Apps take a long time to apply and the progress status remains at 0%

Bug #1995748 reported by Ghada Khalil
6
This bug affects 1 person
Affects Status Importance Assigned to Milestone
StarlingX
Fix Released
Low
Dan Voiculeasa

Bug Description

Brief Description
-----------------
This is a follow-up to LP: https://bugs.launchpad.net/starlingx/+bug/1994151

A specific solution was implemented for auditd to reduce the repository update interval and allow the app to apply in a timely fashion: https://review.opendev.org/c/starlingx/audit-armada-app/+/862504

However, the issue is applicable to other applications in the kube-system namespace (which has multiple apps in the same namespace.
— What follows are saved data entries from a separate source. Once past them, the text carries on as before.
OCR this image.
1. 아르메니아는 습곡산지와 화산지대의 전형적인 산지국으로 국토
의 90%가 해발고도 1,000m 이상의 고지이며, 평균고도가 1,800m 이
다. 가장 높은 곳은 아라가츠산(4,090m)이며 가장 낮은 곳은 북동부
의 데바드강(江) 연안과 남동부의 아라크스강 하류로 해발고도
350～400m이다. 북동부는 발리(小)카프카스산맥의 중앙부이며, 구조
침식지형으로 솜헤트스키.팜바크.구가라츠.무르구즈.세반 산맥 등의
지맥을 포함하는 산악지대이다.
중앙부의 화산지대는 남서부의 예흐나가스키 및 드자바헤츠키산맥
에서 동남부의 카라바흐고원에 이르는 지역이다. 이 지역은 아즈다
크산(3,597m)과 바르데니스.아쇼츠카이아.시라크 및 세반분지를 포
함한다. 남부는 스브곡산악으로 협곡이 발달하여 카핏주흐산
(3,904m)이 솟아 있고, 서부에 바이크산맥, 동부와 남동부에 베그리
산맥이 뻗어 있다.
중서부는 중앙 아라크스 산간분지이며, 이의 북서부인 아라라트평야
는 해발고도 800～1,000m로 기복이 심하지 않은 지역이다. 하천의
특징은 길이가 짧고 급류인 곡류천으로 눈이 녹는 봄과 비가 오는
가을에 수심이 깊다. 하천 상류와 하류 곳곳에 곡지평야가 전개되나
As discussed w/ Bob Church in the review above, this needs further investigation to find a more generic solution.

Severity
--------
Minor - with the above fix, auditd is applying properly. This is tracking a better solution.

Steps to Reproduce
------------------
- Revert the review above
- system apply auditd

Expected Behavior
------------------
- apply completes in a timely fashion in the order of minutes

Actual Behavior
----------------
- apply takes more than an hour to complete

Reproducibility
---------------
Intermittent. Not seen on every apply; seems to be a timing issue related to the helm repository update interval

System Configuration
--------------------
Seen on a DX system, but unsure if that's related

Branch/Pull Time/Commit
-----------------------
reported in Debian build: 2022-09-01_18-00-06

Last Pass
---------
Intermittent

Timestamp/Logs
--------------
See https://bugs.launchpad.net/starlingx/+bug/1994151

Test Activity
-------------
Regression Testing

Workaround
----------
None

Ghada Khalil (gkhalil)
tags: added: stx.apps
description: updated
description: updated
Ghada Khalil (gkhalil)
Changed in starlingx:
importance: Undecided → Low
Ghada Khalil (gkhalil)
description: updated
Changed in starlingx:
status: New → In Progress
Changed in starlingx:
assignee: nobody → Dan Voiculeasa (dvoicule)
Revision history for this message
OpenStack Infra (hudson-openstack) wrote : Fix merged to config (master)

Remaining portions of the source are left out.